To avoid the open/DeleteFile race, we could specify FILE_DELETE_ON_CLOSE when opening a file. The issue is that this flag cannot be cleared, so we cannot then decide to keep the file instead. One possible way around that is to create a hard link instead of performing a rename - in that case, the tempfile still gets deleted, but the contents are preserved under the target file name. Hard links are documented to only work on NTFS, and I prefer a filesystem-agnostic solution as long as it's one we can live with. My take is that the 0-size files aren't where the biggest part of the problem is. I do have some additional thoughts, but I'd like to focus on the nonzero size files first.

For the DeleteFile/rename race, we could do what we do on non-Windows: rename first, then stop the deletion. This doesn't completely eliminate the race on Windows, but it does narrow the window from a loop that does I/O to just a few memory operations. It also converts the result of losing the race from leaking a tempfile to having the target file disappear. That last bit sounds bad, but I actually think it is a better scenario than we have now. For starters, due to the way rename is implemented, we can already end up in this situation even with the current code. In some cases, this isn't really a big problem at all. For example, in the ThinLTO cache where we're seeing the tempfile leak being a problem, the target file not existing means that it will be rebuilt, so the consequence of losing the race will be that a build takes a bit longer - and only in a situation where we have already paid the price of unnecessarily rebuilding the file (otherwise the target file wouldn't already exist). The other major use case for TempFile is when we attempt to rename a final build product. In that case, losing the race is much less likely, because unlike the ThinLTO cache case, we don't generally have a lot of threads that might cause the process to suddenly exit. We could still lose the raise due to, say, someone pressing Control+C at just the right time - but, again, that's already true with the rename implementation we have.

In summary, if we make the change I'm proposing, we will stop leaking gigabytes of temporary files, in exchange for an small window for missing cache entries we already have a small window of missing, and an expected tiny window for missing final build products that we also already have an expected tiny window for missing.

Quuxplusone commented 6 years ago

Pasting some thoughts, on the run...

The last time we revisited our temp file management strategy on Windows, we considered the case of a thread racily crashing (or exiting) the process during the window between un-marking the file delete on close and the rename succeeding, and declared that that problem was out of scope.

I think we underestimated how long the window is because of the complexity of Windows file renaming and LLVM's complex attempts to move existing files out of the way before doing the rename.

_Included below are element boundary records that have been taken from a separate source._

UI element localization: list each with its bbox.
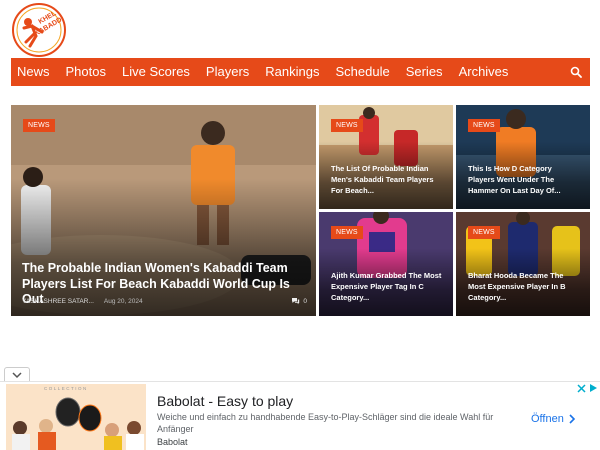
ad-image-art: COLLECTION xyxy=(6,384,146,450)
hero-date: Aug 20, 2024 xyxy=(103,297,143,305)
hero-comment-count: 0 xyxy=(303,297,307,305)
nav-item-photos[interactable]: Photos xyxy=(58,58,114,86)
tile-1-category-badge[interactable]: NEWS xyxy=(331,119,363,132)
site-logo[interactable]: KHEL KABADDI xyxy=(10,2,68,58)
tile-3-category-badge[interactable]: NEWS xyxy=(331,226,363,239)
hero-category-badge[interactable]: NEWS xyxy=(23,119,55,132)
nav-item-news[interactable]: News xyxy=(11,58,58,86)
tile-1-title[interactable]: The List Of Probable Indian Men's Kabadd… xyxy=(331,163,443,196)
tile-4-category-badge[interactable]: NEWS xyxy=(468,226,500,239)
ad-open-button[interactable]: Öffnen xyxy=(531,413,576,425)
ad-image-caption: COLLECTION xyxy=(44,386,88,391)
ad-open-label: Öffnen xyxy=(531,413,564,425)
nav-item-schedule[interactable]: Schedule xyxy=(327,58,397,86)
comments-icon xyxy=(292,298,300,305)
nav-item-series[interactable]: Series xyxy=(398,58,451,86)
ad-image[interactable]: COLLECTION xyxy=(6,384,146,450)
search-icon[interactable] xyxy=(570,66,582,78)
ad-banner[interactable]: COLLECTION Babolat - Easy to play Weiche… xyxy=(0,382,600,450)
hero-meta: YASHASHREE SATAR... Aug 20, 2024 0 xyxy=(22,297,307,305)
hero-comments[interactable]: 0 xyxy=(291,297,307,305)
chevron-right-icon xyxy=(569,414,575,424)
featured-main-article[interactable]: NEWS The Probable Indian Women's Kabaddi… xyxy=(11,105,316,316)
featured-tile-4[interactable]: NEWS Bharat Hooda Became The Most Expens… xyxy=(456,212,590,316)
ad-collapse-toggle[interactable] xyxy=(4,367,30,382)
nav-item-live-scores[interactable]: Live Scores xyxy=(114,58,198,86)
tile-3-title[interactable]: Ajith Kumar Grabbed The Most Expensive P… xyxy=(331,270,443,303)
close-icon[interactable] xyxy=(576,383,588,395)
main-nav: News Photos Live Scores Players Rankings… xyxy=(11,58,590,86)
nav-item-rankings[interactable]: Rankings xyxy=(257,58,327,86)
featured-tile-2[interactable]: NEWS This Is How D Category Players Went… xyxy=(456,105,590,209)
ad-title[interactable]: Babolat - Easy to play xyxy=(157,393,293,409)
hero-author[interactable]: YASHASHREE SATAR... xyxy=(22,298,94,305)
nav-item-players[interactable]: Players xyxy=(198,58,257,86)
ad-info-icon[interactable] xyxy=(588,383,598,393)
featured-tile-1[interactable]: NEWS The List Of Probable Indian Men's K… xyxy=(319,105,453,209)
tile-2-title[interactable]: This Is How D Category Players Went Unde… xyxy=(468,163,580,196)
ad-advertiser[interactable]: Babolat xyxy=(157,437,188,447)
tile-4-title[interactable]: Bharat Hooda Became The Most Expensive P… xyxy=(468,270,580,303)
featured-tile-3[interactable]: NEWS Ajith Kumar Grabbed The Most Expens… xyxy=(319,212,453,316)
tile-2-category-badge[interactable]: NEWS xyxy=(468,119,500,132)
chevron-down-icon xyxy=(12,372,22,379)
nav-item-archives[interactable]: Archives xyxy=(451,58,517,86)
ad-description: Weiche und einfach zu handhabende Easy-t… xyxy=(157,412,494,434)
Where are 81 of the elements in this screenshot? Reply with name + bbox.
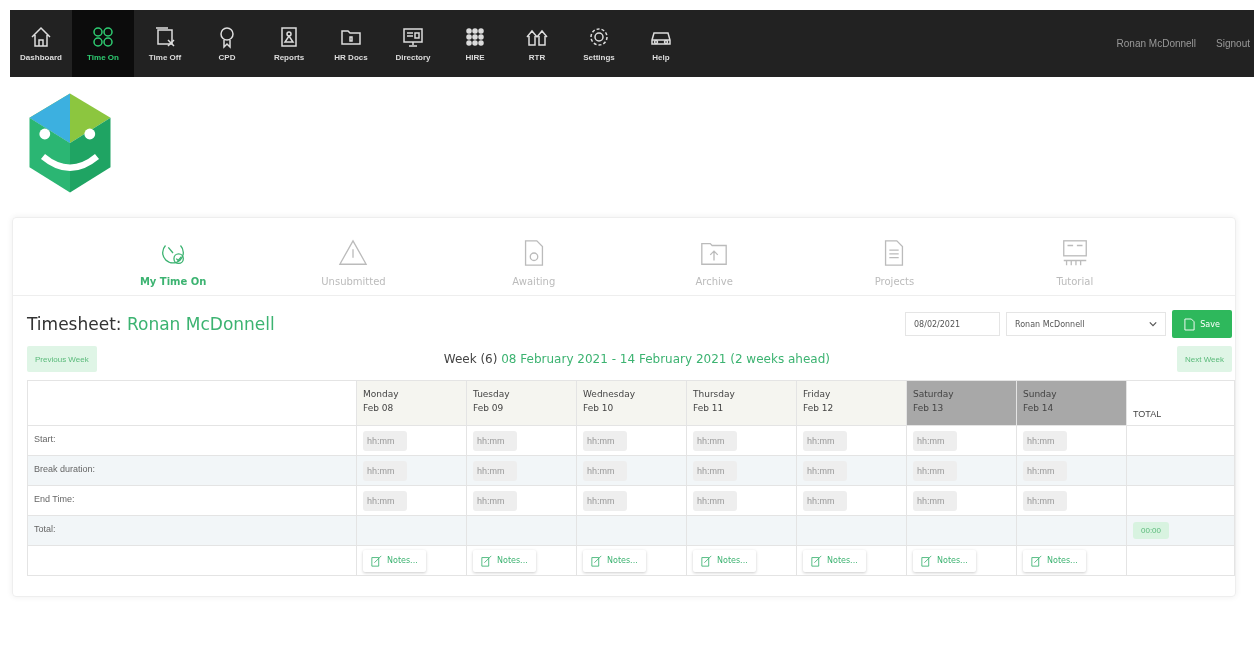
time-field[interactable]: hh:mm [913,490,957,511]
edit-icon [921,554,933,567]
time-field[interactable]: hh:mm [803,490,847,511]
nav-item[interactable]: HR Docs [320,10,382,77]
time-field[interactable]: hh:mm [363,460,407,481]
nav-item[interactable]: Directory [382,10,444,77]
day-header: Thursday Feb 11 [686,380,797,426]
time-field[interactable]: hh:mm [363,490,407,511]
notes-button[interactable]: Notes... [693,549,756,572]
time-field[interactable]: hh:mm [693,460,737,481]
settings-icon [587,25,611,49]
time-field[interactable]: hh:mm [803,460,847,481]
time-field[interactable]: hh:mm [583,490,627,511]
save-button[interactable]: Save [1172,310,1232,338]
tab[interactable]: Awaiting [473,238,594,295]
row-label: Total: [27,515,357,546]
edit-icon [481,554,493,567]
day-header: Monday Feb 08 [356,380,467,426]
time-field[interactable]: hh:mm [473,460,517,481]
signout-link[interactable]: Signout [1216,38,1250,49]
total-header: TOTAL [1126,380,1235,426]
time-field[interactable]: hh:mm [1023,460,1067,481]
time-field[interactable]: hh:mm [583,460,627,481]
notes-button[interactable]: Notes... [363,549,426,572]
day-header: Sunday Feb 14 [1016,380,1127,426]
tab[interactable]: Unsubmitted [293,238,414,295]
nav-item[interactable]: Settings [568,10,630,77]
notes-button[interactable]: Notes... [1023,549,1086,572]
notes-button[interactable]: Notes... [803,549,866,572]
tab[interactable]: Tutorial [1014,238,1135,295]
row-label: Break duration: [27,455,357,486]
time-field[interactable]: hh:mm [1023,490,1067,511]
time-field[interactable]: hh:mm [1023,430,1067,451]
time-field[interactable]: hh:mm [913,430,957,451]
tab[interactable]: My Time On [113,238,234,295]
nav-item[interactable]: Help [630,10,692,77]
time-field[interactable]: hh:mm [583,430,627,451]
notes-button[interactable]: Notes... [583,549,646,572]
nav-item[interactable]: CPD [196,10,258,77]
nav-item[interactable]: RTR [506,10,568,77]
week-range: Week (6) 08 February 2021 - 14 February 2021 (2 weeks ahead) [443,352,830,366]
nav-item[interactable]: Reports [258,10,320,77]
total-value: 00:00 [1133,522,1170,539]
notes-button[interactable]: Notes... [473,549,536,572]
nav-item[interactable]: Time On [72,10,134,77]
time-field[interactable]: hh:mm [693,430,737,451]
day-header: Saturday Feb 13 [906,380,1017,426]
row-label: Start: [27,425,357,456]
tab[interactable]: Archive [654,238,775,295]
day-header: Wednesday Feb 10 [576,380,687,426]
nav-item[interactable]: Dashboard [10,10,72,77]
edit-icon [591,554,603,567]
edit-icon [811,554,823,567]
time-field[interactable]: hh:mm [473,490,517,511]
edit-icon [701,554,713,567]
user-name[interactable]: Ronan McDonnell [1116,38,1197,49]
employee-dropdown[interactable]: Ronan McDonnell [1006,312,1166,336]
edit-icon [1031,554,1043,567]
date-field[interactable]: 08/02/2021 [905,312,1000,336]
day-header: Friday Feb 12 [796,380,907,426]
tab[interactable]: Projects [834,238,955,295]
grid-icon [463,25,487,49]
day-header: Tuesday Feb 09 [466,380,577,426]
notes-button[interactable]: Notes... [913,549,976,572]
document-icon [1184,317,1196,331]
nav-item[interactable]: Time Off [134,10,196,77]
next-week-button[interactable]: Next Week [1177,346,1232,372]
time-field[interactable]: hh:mm [803,430,847,451]
warning-icon [338,238,369,268]
edit-icon [371,554,383,567]
home-icon [29,25,53,49]
time-field[interactable]: hh:mm [693,490,737,511]
chevron-icon [1149,321,1157,327]
row-label: End Time: [27,485,357,516]
time-field[interactable]: hh:mm [473,430,517,451]
time-field[interactable]: hh:mm [913,460,957,481]
monitor-icon [401,25,425,49]
nav-item[interactable]: HIRE [444,10,506,77]
time-field[interactable]: hh:mm [363,430,407,451]
previous-week-button[interactable]: Previous Week [27,346,97,372]
timesheet-title: Timesheet: Ronan McDonnell [27,314,275,334]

We also considered threaded temp file management to be a bit of an exotic use case, but that's exactly what LLVM ThinLTO does.

Quuxplusone commented 6 years ago

It turns out my idea of moving the rename before the clearing of the DeleteFile flag does not work. The reason is that a file that has the DeleteFile flag set cannot be opened without setting the FILE_SHARE_DELETE mode (attempting to do so results in ERROR_ACCESS_DENIED). This breaks large parts of the LLVM test suite, and presumably also out-of-tree clients.

Quuxplusone commented 3 years ago

Hans, assigning to you since you were recently working on this.